Desconfio, à semelhança de Bauman (2004) que não é ansiando por coisas prontas e concluídas que o amor encontra o seu significado. O autor considera que o amor é outro nome para o impulso criativo e, como tal, é carregado de riscos, pois o fim de uma criação nunca é certo. Amar poderá significar abrir-se “ao destino”, à mais sublime de todas as condições humanas, em que o medo se funde com a alegria numa amálgama irreversível. Abrir-se “ao destino” significa, em última instância, admitir a liberdade no ser: aquela liberdade que se incorpora no outro, o companheiro no amor (Bauman, 2004). Parece-me que hoje em dia, assentar torna-se ainda mais difícil (e adiável) do que antes. Estar em movimento, antes um privilégio e uma conquista, torna-se uma necessidade.
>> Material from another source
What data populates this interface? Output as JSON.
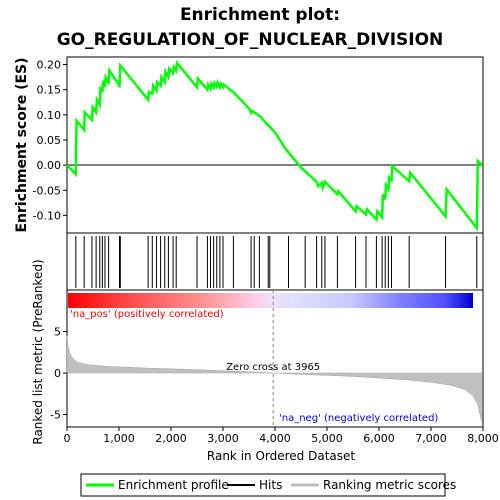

Manter-se em alta velocidade, antes uma aventura estimulante, torna-se uma tarefa cansativa. Mais importante, a desagradável incerteza e a irritante confusão, supostamente escorraçadas pela velocidade, recusam-se a sair de cena (Bauman, 2004).
Para onde estaremos a guiar o amor ao fazer swipe right? Bauman (2004) diz-nos que toda a proximidade está agora no limite de medir os seus méritos e falhas pelo modelo da proximidade virtual. Será que esta habilidade de “terminar rapidamente e começar do início” estará ligada à forma como nos conhecemos hoje em dia? Antes trocávamos cartas, flirtávamos por mensagens, mas existia um contacto inicial na vida real. Será que esse contacto inicial ainda existe? Parece-me que existe uma crença de que o contacto imediato (através dos smartphones, dos computadores) nos aproxima. Mas será este movimento uma aproximação ou ao contrário um afastamento?
É preciso viver com coragem o amor, de viver o Eros. O Eros é o amor romântico e este hoje pode ser encontrado em qualquer parte, mas parece que não permanecerá por muito tempo em lugar nenhum. “Se me apetece fico onde estou, se alguém me impede de partir eu vou” letra da música “Minha Cara Sem Fronteiras” do António Variações.